La historia de Entre dos aguas, el filme de Isaki Lacuesta que este viernes ha llegado a cines tras recibir la Concha de Oro en el Festival de San Sebastián, comenzó hace doce años; puede que algunos recordéis a los adolescentes protagonistas de La leyenda del tiempo: dos hermanos de San Fernando, Isra y Cheíto, que crecen en un contexto complicado, entre el calor humano y la falta de oportunidades.
Lacuesta los rescata cuando están cerca de la treintena en esta nueva película para dejarnos ver qué fue de ellos, más bien qué pudo ser: nos encontramos ante un ejercicio muy virtuoso de realidad adaptada, ejecutado con tal naturalidad que tendremos la sensación casi continua -hay alguna secuencia en la que se aprecia cierta construcción narrativa- de estar viendo un documental. Los Isra y Cheíto reales tienen mucho que ver con sus personajes, no todo (Isra no ha pasado por la cárcel, ni ha menudeado con drogas ni ha bordeado el suicidio), pero estas solo son posibles derivas de una historia que es a medias suya y a medias del director, que es realidad e invención a la vez, hasta tal punto fundidas que no importa ya dónde empieza una y dónde termina la otra. Estos hermanos, sus amigos y familias, son tan actores como sujetos espontáneos: no podemos separar su doble condición, que es también la esencia de la naturaleza dual de esta película experimental entre el documento y la ficción.
Los dos han formado una familia, pero Cheíto, que en La leyenda del tiempo no se imaginaba fuera de su pueblo, acaba de regresar de una misión africana con La Marina y comienza a gozar de las bondades de una vida estable mientras Isra vuelve también, pero de la cárcel, donde cumplió una condena de tres años por narcotráfico. Su mujer no quiere verlo, al menos hasta que no encauce su vida lejos de los asuntos turbios, y busca trabajo sin éxito, en cualquier lugar donde le traten bien. Aunque no le gusta ser mandado.

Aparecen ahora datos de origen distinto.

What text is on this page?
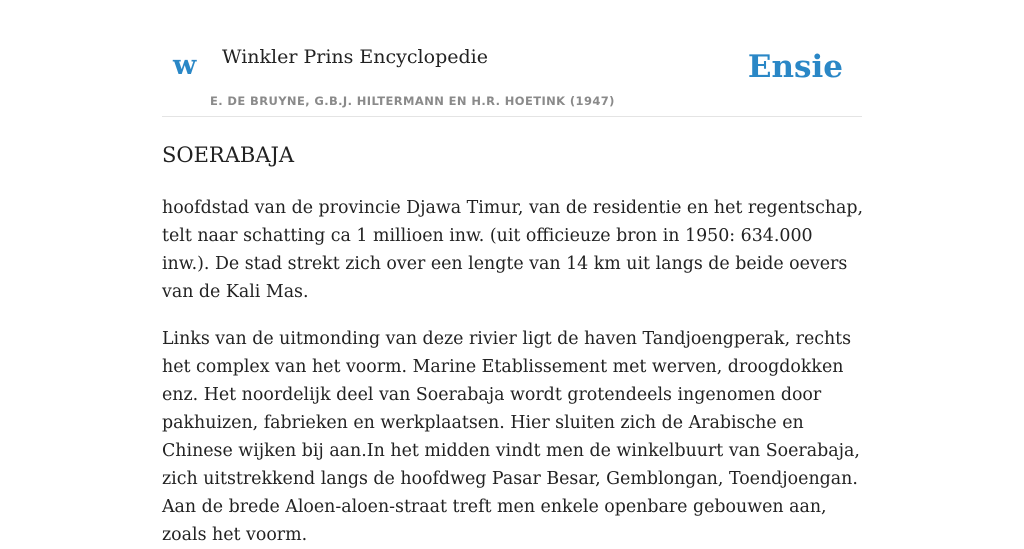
w Winkler Prins Encyclopedie
E. DE BRUYNE, G.B.J. HILTERMANN EN H.R. HOETINK (1947)
Ensie
SOERABAJA

hoofdstad van de provincie Djawa Timur, van de residentie en het regentschap, telt naar schatting ca 1 millioen inw. (uit officieuze bron in 1950: 634.000 inw.). De stad strekt zich over een lengte van 14 km uit langs de beide oevers van de Kali Mas.

Links van de uitmonding van deze rivier ligt de haven Tandjoengperak, rechts het complex van het voorm. Marine Etablissement met werven, droogdokken enz. Het noordelijk deel van Soerabaja wordt grotendeels ingenomen door pakhuizen, fabrieken en werkplaatsen. Hier sluiten zich de Arabische en Chinese wijken bij aan.In het midden vindt men de winkelbuurt van Soerabaja, zich uitstrekkend langs de hoofdweg Pasar Besar, Gemblongan, Toendjoengan. Aan de brede Aloen-aloen-straat treft men enkele openbare gebouwen aan, zoals het voorm.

Las dos aguas entre las que se mueven los hermanos -sobre todo Isra, porque Cheíto ha alcanzado prácticamente la buena orilla- son la de la “redención”, el camino del trabajo a casa y la paz de los hijos, y la de la delincuencia, la vía más fácil ante la lacerante falta de oportunidades (a veces, la aparente única opción). Su vida y su isla son una tierra de nadie, por momentos inhóspita -entre el descampado y las torres- y, a veces, cálida y conocida; su mala suerte es tan cotidiana que decide tatuársela. Desea encontrar el modo de cambiar él y de que todo cambie, y se acerca por eso a una religión que promete aliento y un adiós a los demonios del que Isra desconfía. Un Isra que, pese a no ser actor profesional (qué importa), se expresa por los ojos como muy pocos y sigue sin encontrar, más allá de esta valiosa película, trabajo en Cádiz.
Las dos aguas se comunican, están muy cerca, pero una nube negra, un agujero insalvable, hace imposible esquivar las turbias y favorece el estancamiento: en esta fabulación tan veraz (tan real) también es dificilísimo que encuentre su estrella el estrellado.
Lacuesta es y no es el autor de esta película; suya es la mirada, no la vida que pasa sin que nada suceda ante la cámara, ni cuando se va.